Digital Painting Fundamentals with Corel Painter 12: Welcome to Painter 12 - Part 1
The marks you make with your Wacom pen and Painter can imitate virtually any traditional art materials. You’ll choose your digital “brush” with the Brush Selector in the upper-left corner of the Painter workspace. It has two main sections, one for the colorful icons representing each of 29 categories and the other for the specific variant within the selected category. Below them is the Dab and Stroke Preview, showing a cross-section of the brush tip and a sample stroke made with black. Figure 1.6 shows that the Wet Brush variant of the Acrylics category is the current choice. Notice that the Wet Brush variant runs out of pigment rather quickly. What the Stroke Preview cannot show is how this brush behaves when strokes are overlapped. Figure 1.7 shows several Wet Brush strokes made with different colors. This brush also acts like a brush in the Blender category, smearing colors together. Go ahead, give it a try.
When Is a Brush Not a Brush?
When it’s a pencil, a pen, or a piece of chalk.
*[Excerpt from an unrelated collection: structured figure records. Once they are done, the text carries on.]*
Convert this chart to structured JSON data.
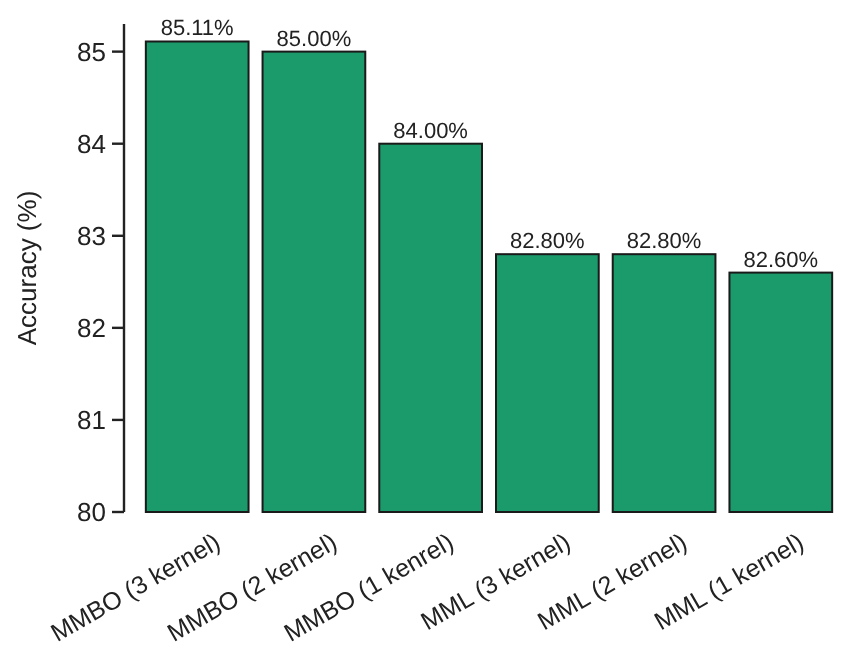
{
  "chart_data": {
    "type": "bar",
    "ylabel": "Accuracy (%)",
    "categories": [
      "MMBO (3 kernel)",
      "MMBO (2 kernel)",
      "MMBO (1 kenrel)",
      "MML (3 kernel)",
      "MML (2 kernel)",
      "MML (1 kernel)"
    ],
    "values": [
      85.11,
      85.0,
      84.0,
      82.8,
      82.8,
      82.6
    ],
    "value_labels": [
      "85.11%",
      "85.00%",
      "84.00%",
      "82.80%",
      "82.80%",
      "82.60%"
    ],
    "color": "#1b9a6c",
    "ylim": [
      80,
      85.3
    ],
    "yticks": [
      80,
      81,
      82,
      83,
      84,
      85
    ],
    "grid": false
  }
}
Painter uses the term brush in a generic way to refer to everything used for drawing and painting on your digital canvas.
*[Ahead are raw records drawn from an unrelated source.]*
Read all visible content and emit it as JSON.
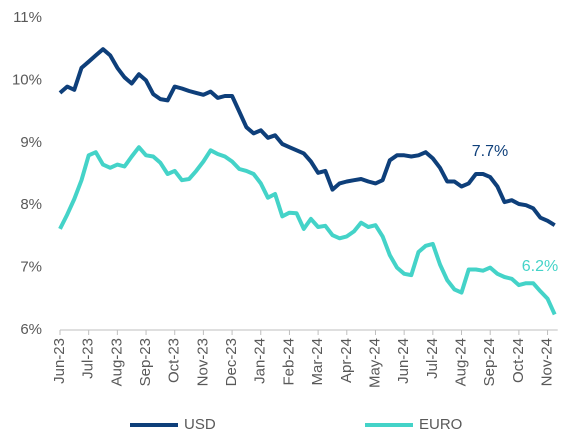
{
  "chart_data": {
    "type": "line",
    "categories": [
      "Jun-23",
      null,
      null,
      null,
      "Jul-23",
      null,
      null,
      null,
      "Aug-23",
      null,
      null,
      null,
      "Sep-23",
      null,
      null,
      null,
      "Oct-23",
      null,
      null,
      null,
      "Nov-23",
      null,
      null,
      null,
      "Dec-23",
      null,
      null,
      null,
      "Jan-24",
      null,
      null,
      null,
      "Feb-24",
      null,
      null,
      null,
      "Mar-24",
      null,
      null,
      null,
      "Apr-24",
      null,
      null,
      null,
      "May-24",
      null,
      null,
      null,
      "Jun-24",
      null,
      null,
      null,
      "Jul-24",
      null,
      null,
      null,
      "Aug-24",
      null,
      null,
      null,
      "Sep-24",
      null,
      null,
      null,
      "Oct-24",
      null,
      null,
      null,
      "Nov-24",
      null
    ],
    "series": [
      {
        "name": "USD",
        "color": "#0e3f7a",
        "values": [
          9.8,
          9.9,
          9.85,
          10.2,
          10.3,
          10.4,
          10.5,
          10.4,
          10.2,
          10.05,
          9.95,
          10.1,
          10.0,
          9.78,
          9.7,
          9.68,
          9.9,
          9.87,
          9.83,
          9.8,
          9.77,
          9.82,
          9.72,
          9.75,
          9.75,
          9.5,
          9.25,
          9.15,
          9.2,
          9.08,
          9.12,
          8.98,
          8.93,
          8.88,
          8.83,
          8.7,
          8.52,
          8.55,
          8.25,
          8.35,
          8.38,
          8.4,
          8.42,
          8.38,
          8.35,
          8.4,
          8.72,
          8.8,
          8.8,
          8.78,
          8.8,
          8.85,
          8.75,
          8.6,
          8.38,
          8.38,
          8.3,
          8.35,
          8.5,
          8.5,
          8.45,
          8.3,
          8.05,
          8.08,
          8.02,
          8.0,
          7.95,
          7.8,
          7.75,
          7.68
        ]
      },
      {
        "name": "EURO",
        "color": "#44d3c8",
        "values": [
          7.62,
          7.85,
          8.1,
          8.4,
          8.8,
          8.85,
          8.65,
          8.6,
          8.65,
          8.62,
          8.78,
          8.93,
          8.8,
          8.78,
          8.68,
          8.5,
          8.55,
          8.4,
          8.42,
          8.55,
          8.7,
          8.88,
          8.82,
          8.78,
          8.7,
          8.58,
          8.55,
          8.5,
          8.35,
          8.12,
          8.18,
          7.82,
          7.88,
          7.87,
          7.62,
          7.78,
          7.65,
          7.67,
          7.52,
          7.47,
          7.5,
          7.58,
          7.72,
          7.65,
          7.68,
          7.5,
          7.2,
          7.0,
          6.9,
          6.88,
          7.25,
          7.35,
          7.38,
          7.05,
          6.8,
          6.65,
          6.6,
          6.97,
          6.97,
          6.95,
          7.0,
          6.9,
          6.85,
          6.82,
          6.72,
          6.75,
          6.75,
          6.62,
          6.5,
          6.25
        ]
      }
    ],
    "ylim": [
      6,
      11
    ],
    "yticks": [
      {
        "value": 6,
        "label": "6%"
      },
      {
        "value": 7,
        "label": "7%"
      },
      {
        "value": 8,
        "label": "8%"
      },
      {
        "value": 9,
        "label": "9%"
      },
      {
        "value": 10,
        "label": "10%"
      },
      {
        "value": 11,
        "label": "11%"
      }
    ],
    "annotations": [
      {
        "text": "7.7%",
        "series": 0
      },
      {
        "text": "6.2%",
        "series": 1
      }
    ],
    "grid": false,
    "legend": "bottom"
  }
}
You can change the color of pigment using the Color panel shown in Figure 1.8. Click anywhere on the hue ring to choose a position on the color wheel, and then click inside the triangle for the exact Value (brightness) and Saturation (purity) you want. There are other panels for creating new colors and grouping them. See Appendix A for more info on managing color.
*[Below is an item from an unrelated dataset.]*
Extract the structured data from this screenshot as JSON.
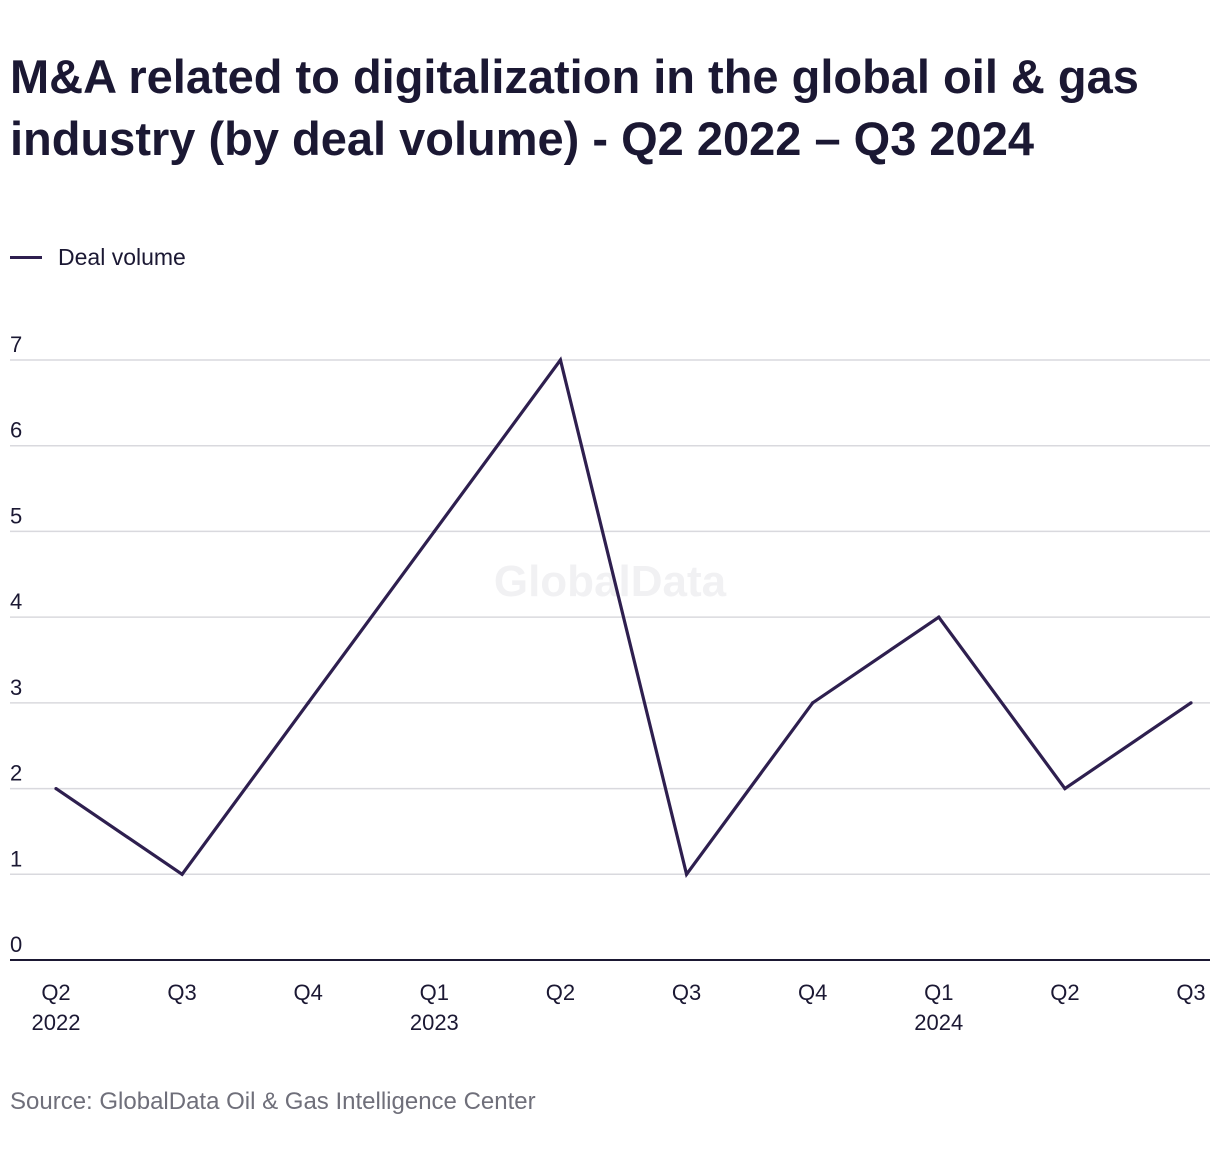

Until you get familiar with what each category icon represents, you might find it helpful to see the names of the categories alongside a smaller icon. Use the pop-up menu in the upper-right corner of the Brush Selector to choose the list view from Category Display. This menu has several other options, such as hiding the Dab and Stroke Preview. Figure 1.9 shows the categories as a list, with Dab and Stroke Preview and Recent Brushes gone.
Department of Redundancy Department
It’s handy to be able to click on a brush you used a few minutes ago without having to search for it again in these long lists, but Recent Brushes also appear in the Property Bar at the top of your screen. The Property Bar shown in Figure 1.10 shows the default settings for a Pastel variant, along with several other handy choices that are useful when drawing and painting. The Property Bar shows options for whatever item in the Toolbox is active.